Death, Taxes and Medical Records

by Theresa Spranger, Bioethics Program Alumna (MSBioethics 2012)

The Internal Revenue Service (IRS) is being charged with the illegal search and seizure of 60 million medical records from about 10 million Americans. It is suspected that these records contain personal medical information on people from all walks of life.

The claim charges 15 IRS officials with unlawful seizure of the medical records during an investigation at a California company. The IRS was investigating a former employee for a financial issue. The company is requesting $25,000 in damages be paid for each unauthorized record, but this case would also serve as a precedent case and provide future guidance for similar situations.
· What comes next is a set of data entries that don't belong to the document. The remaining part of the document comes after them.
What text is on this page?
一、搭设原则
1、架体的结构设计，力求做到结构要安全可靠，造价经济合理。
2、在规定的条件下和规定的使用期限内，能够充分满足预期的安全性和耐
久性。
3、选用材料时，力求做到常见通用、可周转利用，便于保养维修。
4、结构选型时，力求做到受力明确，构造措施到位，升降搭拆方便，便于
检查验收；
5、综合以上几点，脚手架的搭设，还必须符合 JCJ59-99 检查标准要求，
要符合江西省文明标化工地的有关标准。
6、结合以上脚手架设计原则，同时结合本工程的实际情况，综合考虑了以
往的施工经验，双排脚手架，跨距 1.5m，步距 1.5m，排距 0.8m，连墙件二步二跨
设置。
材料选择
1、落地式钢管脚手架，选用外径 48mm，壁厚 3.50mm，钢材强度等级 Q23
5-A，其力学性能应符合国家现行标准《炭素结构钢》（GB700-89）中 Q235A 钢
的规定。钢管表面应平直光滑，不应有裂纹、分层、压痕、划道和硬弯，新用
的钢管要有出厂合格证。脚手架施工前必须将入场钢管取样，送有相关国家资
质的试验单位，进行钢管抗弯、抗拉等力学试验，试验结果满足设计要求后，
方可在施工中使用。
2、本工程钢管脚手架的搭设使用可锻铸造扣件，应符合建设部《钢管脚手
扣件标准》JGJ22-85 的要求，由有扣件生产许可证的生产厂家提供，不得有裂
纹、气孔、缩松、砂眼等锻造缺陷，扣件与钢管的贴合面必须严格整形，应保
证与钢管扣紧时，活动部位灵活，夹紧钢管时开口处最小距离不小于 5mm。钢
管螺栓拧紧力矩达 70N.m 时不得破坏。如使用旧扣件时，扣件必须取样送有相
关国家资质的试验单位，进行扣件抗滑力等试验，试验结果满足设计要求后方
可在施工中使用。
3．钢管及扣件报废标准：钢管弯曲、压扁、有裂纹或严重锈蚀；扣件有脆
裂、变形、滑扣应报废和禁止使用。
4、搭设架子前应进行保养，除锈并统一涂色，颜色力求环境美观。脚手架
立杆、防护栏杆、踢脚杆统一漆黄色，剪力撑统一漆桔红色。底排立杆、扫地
The unauthorized seizure of medical records is a major concern for several reasons:

  1. Our medical records contain confidential and sensitive information about us. The records contain psychological history, sexual history, drug and alcohol history, etc. Anything you tell your doctor ends up in your chart and I think it is safe to say that most, if not all of us, have at some point told our doctor something we would not like to end up on the network news, or in the hands of a government agent.
  2. The IRS has been given a vital role in the management of President Obama’s heath care reform. In this position they will likely be frequently placed in situations like the one mentioned above. Because of their position, we will need to trust the IRS officials to maintain the confidentiality of our health information. This means they will need to only view the records absolutely necessary, and extract only the information they directly need for their investigation. Many security measures are built into EMR (Electronic Medical Records) systems to keep your medical information safe. To access medical records at the hospital where I word, I have to enter two different password screens and every record I view is recorded. Also, my name is listed right on the screen in the patient’s electronic file. This means that I can see the names of the last several people who have viewed the chart for each patient and they will be able to see mine. This provides extra incentive to only view the records that you have a workplace need to view and allows other employees to see if you have been poking around records you have no reason to be viewing.
  3. When taken from the hospital system information in the medical record is no longer as tightly protected. When moved to another computer there is always the risk that the information will be misused and the confidentiality compromised.

So, ask yourself: Would you trust each individual employee of the IRS with every aspect of your life and the most intimate details of your personal health history? No? Then, we need to be extra vigilant as healthcare reform rolls out over the next few years. I do recognize that I have a hearty dose of skepticism of the government, but like the old adage says, “plan for the worst and hope for the best.” I think we need to do a bit more of the planning when it comes to the new IRS responsibilities under the Health Care Reform Act.

[This blog entry was originally posted in a slightly edited form on Ms. Spranger’s blog on June 2, 2013. Its contents are solely the responsibility of the author alone and do not represent the views of the Bioethics Program or Union Graduate College.]